GD: And the documentary is about the Imagineers at Disneyland and Disney World and other theme parks and it’s about the people behind the scenes, the engineers and the art directors and all the people who are behind all of that that you take for granted on the surface sometimes. How much did you know about it going in, about the work they did, and what was it like getting to learn about that?

AB: So many people walk through those gates, you’re just at the happiest place on Earth. You think that it was always there. It just magically appeared. And being a Florida girl, which is interesting, I spend quite a bit of time at Disney World in Orlando there. So it was a project that, of course, was dear to my heart when it was brought to me because I spent grad night there, senior night there. I would take my kids to the park. They love it on the Disney cruise ship. I would do their narration for their Christmas season. So it is a place that brings a lot of joy to me. So when I had the opportunity to tell the story of the extraordinary creative folk behind the scenes, the answer was just, “Yes, yes.” That balance between that technique and engineering and the scientific paired with what attracts and draws people and brings up this sense of familiar and fun and endless possibility, and to marry, whether it’s from back in the day or it’s present time or future possibilities, future frontiers, how they’re able to manage that and pull that all together so that it’s a place that’s beloved from wee wee to quite mature is pretty extraordinary. 

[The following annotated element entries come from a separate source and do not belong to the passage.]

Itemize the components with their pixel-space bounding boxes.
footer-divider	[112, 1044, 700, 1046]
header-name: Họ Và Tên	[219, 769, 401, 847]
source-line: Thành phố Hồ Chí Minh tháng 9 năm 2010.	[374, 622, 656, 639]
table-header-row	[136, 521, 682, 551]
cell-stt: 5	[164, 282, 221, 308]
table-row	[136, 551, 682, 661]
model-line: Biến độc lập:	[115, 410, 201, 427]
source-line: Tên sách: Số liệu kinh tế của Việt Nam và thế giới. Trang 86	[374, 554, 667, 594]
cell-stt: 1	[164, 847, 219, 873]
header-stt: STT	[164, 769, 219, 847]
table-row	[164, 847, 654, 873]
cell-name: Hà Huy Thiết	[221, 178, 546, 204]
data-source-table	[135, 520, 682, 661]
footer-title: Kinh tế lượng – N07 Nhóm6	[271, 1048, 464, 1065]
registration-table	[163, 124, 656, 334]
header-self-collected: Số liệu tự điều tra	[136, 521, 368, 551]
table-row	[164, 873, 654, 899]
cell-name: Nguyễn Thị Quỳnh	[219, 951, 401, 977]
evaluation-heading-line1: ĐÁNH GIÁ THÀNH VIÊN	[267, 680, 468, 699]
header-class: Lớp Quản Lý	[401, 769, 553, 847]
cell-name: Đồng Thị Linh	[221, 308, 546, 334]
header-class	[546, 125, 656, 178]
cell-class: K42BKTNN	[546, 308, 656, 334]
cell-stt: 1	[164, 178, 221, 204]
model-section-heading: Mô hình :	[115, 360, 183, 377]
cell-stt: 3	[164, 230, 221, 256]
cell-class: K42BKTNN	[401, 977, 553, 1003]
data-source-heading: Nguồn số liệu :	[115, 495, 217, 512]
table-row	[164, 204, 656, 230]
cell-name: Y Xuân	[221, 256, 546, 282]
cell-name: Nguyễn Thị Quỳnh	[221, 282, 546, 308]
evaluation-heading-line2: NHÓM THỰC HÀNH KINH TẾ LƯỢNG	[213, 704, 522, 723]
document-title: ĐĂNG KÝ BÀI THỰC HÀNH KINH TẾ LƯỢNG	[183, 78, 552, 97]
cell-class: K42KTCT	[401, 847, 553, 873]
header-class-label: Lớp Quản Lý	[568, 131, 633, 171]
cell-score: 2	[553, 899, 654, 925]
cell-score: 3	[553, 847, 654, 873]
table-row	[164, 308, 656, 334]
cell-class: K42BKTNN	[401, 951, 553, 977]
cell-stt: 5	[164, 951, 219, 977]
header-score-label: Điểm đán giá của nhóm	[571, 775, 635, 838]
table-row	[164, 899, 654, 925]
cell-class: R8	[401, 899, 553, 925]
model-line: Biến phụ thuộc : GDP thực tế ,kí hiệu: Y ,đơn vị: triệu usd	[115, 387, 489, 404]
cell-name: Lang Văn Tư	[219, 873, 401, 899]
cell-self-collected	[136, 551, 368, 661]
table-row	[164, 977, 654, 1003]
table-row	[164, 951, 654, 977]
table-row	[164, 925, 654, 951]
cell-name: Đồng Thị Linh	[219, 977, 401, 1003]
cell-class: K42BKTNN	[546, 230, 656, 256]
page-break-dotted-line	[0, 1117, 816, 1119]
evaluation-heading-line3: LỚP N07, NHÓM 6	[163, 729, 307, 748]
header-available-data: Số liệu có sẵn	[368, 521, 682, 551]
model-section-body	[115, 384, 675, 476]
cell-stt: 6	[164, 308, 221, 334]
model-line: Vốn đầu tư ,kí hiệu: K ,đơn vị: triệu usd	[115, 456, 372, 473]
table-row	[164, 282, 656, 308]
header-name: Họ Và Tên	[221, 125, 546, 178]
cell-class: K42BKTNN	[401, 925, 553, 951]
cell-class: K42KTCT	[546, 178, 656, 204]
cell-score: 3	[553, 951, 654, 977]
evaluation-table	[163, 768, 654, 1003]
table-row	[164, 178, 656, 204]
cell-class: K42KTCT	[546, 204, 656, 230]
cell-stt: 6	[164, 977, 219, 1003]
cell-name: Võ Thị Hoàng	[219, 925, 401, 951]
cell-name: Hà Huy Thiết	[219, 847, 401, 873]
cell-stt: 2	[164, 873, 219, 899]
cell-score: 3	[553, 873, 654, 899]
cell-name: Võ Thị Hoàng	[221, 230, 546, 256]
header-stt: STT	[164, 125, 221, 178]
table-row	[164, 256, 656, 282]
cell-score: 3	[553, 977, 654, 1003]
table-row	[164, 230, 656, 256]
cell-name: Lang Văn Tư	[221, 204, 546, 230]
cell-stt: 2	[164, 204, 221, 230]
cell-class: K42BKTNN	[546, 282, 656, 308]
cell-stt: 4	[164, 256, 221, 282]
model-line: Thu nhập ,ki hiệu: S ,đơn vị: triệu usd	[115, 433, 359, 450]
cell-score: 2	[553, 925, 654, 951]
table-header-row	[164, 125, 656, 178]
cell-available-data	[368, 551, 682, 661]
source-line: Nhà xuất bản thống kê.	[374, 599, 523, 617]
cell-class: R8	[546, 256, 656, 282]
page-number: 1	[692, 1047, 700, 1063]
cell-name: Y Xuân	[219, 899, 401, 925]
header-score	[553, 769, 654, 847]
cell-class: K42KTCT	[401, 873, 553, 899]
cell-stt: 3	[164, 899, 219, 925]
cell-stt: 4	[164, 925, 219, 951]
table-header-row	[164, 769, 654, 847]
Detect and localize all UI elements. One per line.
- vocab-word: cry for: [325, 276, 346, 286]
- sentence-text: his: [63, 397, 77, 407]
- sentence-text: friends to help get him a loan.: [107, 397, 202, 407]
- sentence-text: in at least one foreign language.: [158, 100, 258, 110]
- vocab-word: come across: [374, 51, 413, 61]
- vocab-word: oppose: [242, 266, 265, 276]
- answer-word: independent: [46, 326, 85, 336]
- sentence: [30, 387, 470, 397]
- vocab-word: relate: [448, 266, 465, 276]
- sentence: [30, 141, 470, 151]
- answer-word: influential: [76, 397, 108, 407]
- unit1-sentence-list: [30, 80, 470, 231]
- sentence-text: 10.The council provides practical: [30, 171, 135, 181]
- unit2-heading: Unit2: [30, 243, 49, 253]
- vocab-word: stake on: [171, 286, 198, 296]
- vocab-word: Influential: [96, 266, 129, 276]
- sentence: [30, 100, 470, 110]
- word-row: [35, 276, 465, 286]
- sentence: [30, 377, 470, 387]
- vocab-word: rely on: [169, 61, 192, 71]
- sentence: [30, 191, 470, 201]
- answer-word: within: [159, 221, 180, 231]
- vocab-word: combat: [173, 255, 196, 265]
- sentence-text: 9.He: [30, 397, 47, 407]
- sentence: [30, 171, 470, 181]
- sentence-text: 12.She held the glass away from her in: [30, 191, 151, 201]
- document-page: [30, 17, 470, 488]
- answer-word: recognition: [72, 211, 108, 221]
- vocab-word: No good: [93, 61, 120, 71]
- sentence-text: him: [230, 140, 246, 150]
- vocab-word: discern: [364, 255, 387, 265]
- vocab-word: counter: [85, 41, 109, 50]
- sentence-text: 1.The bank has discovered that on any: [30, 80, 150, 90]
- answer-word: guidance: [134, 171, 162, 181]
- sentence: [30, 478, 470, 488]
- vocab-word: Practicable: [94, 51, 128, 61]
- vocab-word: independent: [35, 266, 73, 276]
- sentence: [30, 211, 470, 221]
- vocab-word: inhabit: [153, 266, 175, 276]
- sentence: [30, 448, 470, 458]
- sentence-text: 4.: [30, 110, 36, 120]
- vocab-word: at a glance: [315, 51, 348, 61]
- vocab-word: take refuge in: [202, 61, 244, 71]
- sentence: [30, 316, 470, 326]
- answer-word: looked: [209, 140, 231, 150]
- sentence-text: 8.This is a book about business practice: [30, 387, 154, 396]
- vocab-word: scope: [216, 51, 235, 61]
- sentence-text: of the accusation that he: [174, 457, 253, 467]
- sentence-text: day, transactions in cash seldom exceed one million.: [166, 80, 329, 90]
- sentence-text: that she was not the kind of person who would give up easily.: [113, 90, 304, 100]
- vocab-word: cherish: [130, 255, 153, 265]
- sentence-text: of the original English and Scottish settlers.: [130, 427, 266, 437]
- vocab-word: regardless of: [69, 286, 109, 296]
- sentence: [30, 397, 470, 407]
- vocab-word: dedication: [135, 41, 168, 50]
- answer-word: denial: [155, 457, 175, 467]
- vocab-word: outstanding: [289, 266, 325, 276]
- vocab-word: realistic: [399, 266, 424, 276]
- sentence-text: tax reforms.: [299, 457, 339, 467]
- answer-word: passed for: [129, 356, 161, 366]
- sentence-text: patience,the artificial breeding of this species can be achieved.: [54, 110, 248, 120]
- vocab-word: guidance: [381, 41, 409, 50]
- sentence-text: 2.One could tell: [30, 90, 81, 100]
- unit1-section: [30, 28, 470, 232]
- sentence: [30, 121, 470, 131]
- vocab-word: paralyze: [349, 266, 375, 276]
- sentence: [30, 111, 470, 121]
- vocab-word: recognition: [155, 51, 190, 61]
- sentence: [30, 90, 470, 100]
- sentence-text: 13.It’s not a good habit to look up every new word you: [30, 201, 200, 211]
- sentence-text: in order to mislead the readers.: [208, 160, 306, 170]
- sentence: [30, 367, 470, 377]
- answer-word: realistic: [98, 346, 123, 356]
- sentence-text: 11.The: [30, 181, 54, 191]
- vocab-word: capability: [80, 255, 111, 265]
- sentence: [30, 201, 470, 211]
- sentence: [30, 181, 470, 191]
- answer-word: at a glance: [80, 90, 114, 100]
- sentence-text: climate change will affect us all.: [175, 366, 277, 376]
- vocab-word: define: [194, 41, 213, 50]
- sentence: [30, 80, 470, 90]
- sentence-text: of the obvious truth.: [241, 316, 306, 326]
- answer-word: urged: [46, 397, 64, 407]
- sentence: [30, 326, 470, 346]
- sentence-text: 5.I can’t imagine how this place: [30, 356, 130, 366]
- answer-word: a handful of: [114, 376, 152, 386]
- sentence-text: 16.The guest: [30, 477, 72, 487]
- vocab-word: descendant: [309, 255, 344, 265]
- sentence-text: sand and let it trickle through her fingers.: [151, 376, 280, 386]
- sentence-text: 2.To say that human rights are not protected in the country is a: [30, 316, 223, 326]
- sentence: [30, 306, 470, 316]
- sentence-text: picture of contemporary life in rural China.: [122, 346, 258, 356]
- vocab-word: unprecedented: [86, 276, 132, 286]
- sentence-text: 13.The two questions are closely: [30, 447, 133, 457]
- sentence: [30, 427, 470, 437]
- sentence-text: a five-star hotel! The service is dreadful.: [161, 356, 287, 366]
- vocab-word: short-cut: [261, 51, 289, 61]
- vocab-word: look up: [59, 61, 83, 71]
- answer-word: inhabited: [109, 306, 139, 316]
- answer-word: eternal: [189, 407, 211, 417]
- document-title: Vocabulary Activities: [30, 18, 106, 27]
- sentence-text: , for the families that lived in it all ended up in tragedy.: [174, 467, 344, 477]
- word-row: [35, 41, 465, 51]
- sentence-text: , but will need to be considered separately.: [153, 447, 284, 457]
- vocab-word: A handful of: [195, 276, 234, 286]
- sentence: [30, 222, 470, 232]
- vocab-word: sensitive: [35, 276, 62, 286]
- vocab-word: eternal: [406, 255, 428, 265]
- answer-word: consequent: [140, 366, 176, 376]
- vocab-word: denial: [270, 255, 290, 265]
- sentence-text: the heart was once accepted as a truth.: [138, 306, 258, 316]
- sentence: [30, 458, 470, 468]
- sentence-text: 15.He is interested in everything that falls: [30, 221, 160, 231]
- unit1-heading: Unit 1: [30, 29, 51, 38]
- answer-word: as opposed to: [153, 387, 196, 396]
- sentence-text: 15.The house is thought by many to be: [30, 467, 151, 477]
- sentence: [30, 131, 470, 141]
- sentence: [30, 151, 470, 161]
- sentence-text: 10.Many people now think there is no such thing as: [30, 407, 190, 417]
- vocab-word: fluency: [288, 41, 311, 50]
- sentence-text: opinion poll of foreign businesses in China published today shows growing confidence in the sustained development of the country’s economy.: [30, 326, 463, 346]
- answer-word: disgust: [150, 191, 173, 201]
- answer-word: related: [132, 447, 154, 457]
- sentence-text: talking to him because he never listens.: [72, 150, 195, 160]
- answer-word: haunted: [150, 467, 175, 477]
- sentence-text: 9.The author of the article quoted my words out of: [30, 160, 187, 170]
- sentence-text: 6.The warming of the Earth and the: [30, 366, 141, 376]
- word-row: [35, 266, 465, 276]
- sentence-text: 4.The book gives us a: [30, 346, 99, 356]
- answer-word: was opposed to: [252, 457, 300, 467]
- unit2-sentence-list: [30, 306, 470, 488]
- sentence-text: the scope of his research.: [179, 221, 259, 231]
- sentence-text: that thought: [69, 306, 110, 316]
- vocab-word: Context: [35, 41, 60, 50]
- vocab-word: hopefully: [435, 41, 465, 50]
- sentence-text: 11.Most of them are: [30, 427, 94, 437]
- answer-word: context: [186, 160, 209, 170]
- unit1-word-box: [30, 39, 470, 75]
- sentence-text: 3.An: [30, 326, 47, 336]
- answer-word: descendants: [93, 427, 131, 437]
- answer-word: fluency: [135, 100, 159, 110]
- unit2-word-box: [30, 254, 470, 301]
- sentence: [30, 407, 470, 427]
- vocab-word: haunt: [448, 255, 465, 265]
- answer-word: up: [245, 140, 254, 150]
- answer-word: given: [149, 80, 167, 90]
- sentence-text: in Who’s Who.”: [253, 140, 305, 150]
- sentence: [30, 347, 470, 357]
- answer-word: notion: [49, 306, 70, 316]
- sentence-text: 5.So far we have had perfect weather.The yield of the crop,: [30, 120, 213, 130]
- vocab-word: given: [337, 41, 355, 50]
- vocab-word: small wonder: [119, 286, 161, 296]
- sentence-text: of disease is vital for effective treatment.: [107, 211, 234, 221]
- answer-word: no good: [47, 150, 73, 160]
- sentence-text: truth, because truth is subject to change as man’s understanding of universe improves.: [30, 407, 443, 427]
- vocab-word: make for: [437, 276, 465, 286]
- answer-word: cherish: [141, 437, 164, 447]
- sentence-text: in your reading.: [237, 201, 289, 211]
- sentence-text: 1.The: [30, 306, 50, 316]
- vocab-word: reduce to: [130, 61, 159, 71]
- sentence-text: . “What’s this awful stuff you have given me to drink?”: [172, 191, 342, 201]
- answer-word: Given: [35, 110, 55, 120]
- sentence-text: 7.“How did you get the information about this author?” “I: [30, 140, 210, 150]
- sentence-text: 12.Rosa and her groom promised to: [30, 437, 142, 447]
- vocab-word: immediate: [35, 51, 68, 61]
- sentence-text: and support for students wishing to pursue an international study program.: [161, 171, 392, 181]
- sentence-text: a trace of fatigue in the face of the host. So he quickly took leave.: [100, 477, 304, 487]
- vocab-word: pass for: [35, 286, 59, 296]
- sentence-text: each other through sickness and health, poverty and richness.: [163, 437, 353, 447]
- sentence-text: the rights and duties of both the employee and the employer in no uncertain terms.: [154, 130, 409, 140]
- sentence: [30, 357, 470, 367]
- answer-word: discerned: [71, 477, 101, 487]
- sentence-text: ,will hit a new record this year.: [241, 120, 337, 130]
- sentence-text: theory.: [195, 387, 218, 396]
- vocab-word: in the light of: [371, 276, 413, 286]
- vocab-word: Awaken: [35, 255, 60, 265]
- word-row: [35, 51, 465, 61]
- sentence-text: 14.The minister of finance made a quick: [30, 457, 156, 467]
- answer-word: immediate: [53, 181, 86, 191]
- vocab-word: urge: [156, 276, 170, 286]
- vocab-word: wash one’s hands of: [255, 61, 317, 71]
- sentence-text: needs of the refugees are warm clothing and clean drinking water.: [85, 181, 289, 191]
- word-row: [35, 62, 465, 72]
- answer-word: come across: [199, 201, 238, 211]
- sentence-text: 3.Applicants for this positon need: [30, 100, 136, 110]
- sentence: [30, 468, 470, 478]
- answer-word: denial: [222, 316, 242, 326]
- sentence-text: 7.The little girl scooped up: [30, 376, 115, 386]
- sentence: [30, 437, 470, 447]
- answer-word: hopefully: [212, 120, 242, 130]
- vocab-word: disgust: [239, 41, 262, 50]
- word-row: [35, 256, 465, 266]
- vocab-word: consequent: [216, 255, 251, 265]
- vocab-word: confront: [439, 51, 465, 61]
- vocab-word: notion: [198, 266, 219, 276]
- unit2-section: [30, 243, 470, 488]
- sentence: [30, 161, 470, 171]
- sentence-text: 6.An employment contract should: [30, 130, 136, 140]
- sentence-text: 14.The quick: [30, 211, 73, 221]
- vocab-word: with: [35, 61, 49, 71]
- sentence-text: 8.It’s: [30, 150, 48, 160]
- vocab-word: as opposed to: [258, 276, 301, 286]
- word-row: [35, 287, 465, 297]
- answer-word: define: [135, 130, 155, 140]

GD: And on the show, they talk about how they approach it like storytelling and not just as a theme park, creating these experiences and in a way, as an actress, in film and television… 

AB: And being specific to the various cultures that they’re dealing with around the world and how something one place may not work in another and also just taking a step back and not being too proud to go back and rethink, re-educate yourself and re-present. 

GD: When learning these engineers, do you feel like there are a lot of parallels with filmmaking and with the kind of people you work with behind the scenes in the various projects? Is it a lot of the same creativity?

AB: In a way, yes. They’re just so dedicated to the purpose and their own gifts. Individual gifts are on display and brought to bear to make the whole dream a reality, Walt Disney’s dream he had for his kids. So yeah, the collective driving that train forward. 

GD: And this is your second nomination for narration and you and Lupita Nyong’o are both nominated. If one of you wins, you’d be the first Black woman to win a Primetime Emmy for narrating. So what would that be like if that happens? 

AB: Really? Oh! Well, it’s nice to be first (laughs). That would be wonderful. I’ll take it. I’ll take it home. I’d love that little award. I didn’t know that. But that would be fantastic. Phenomenal.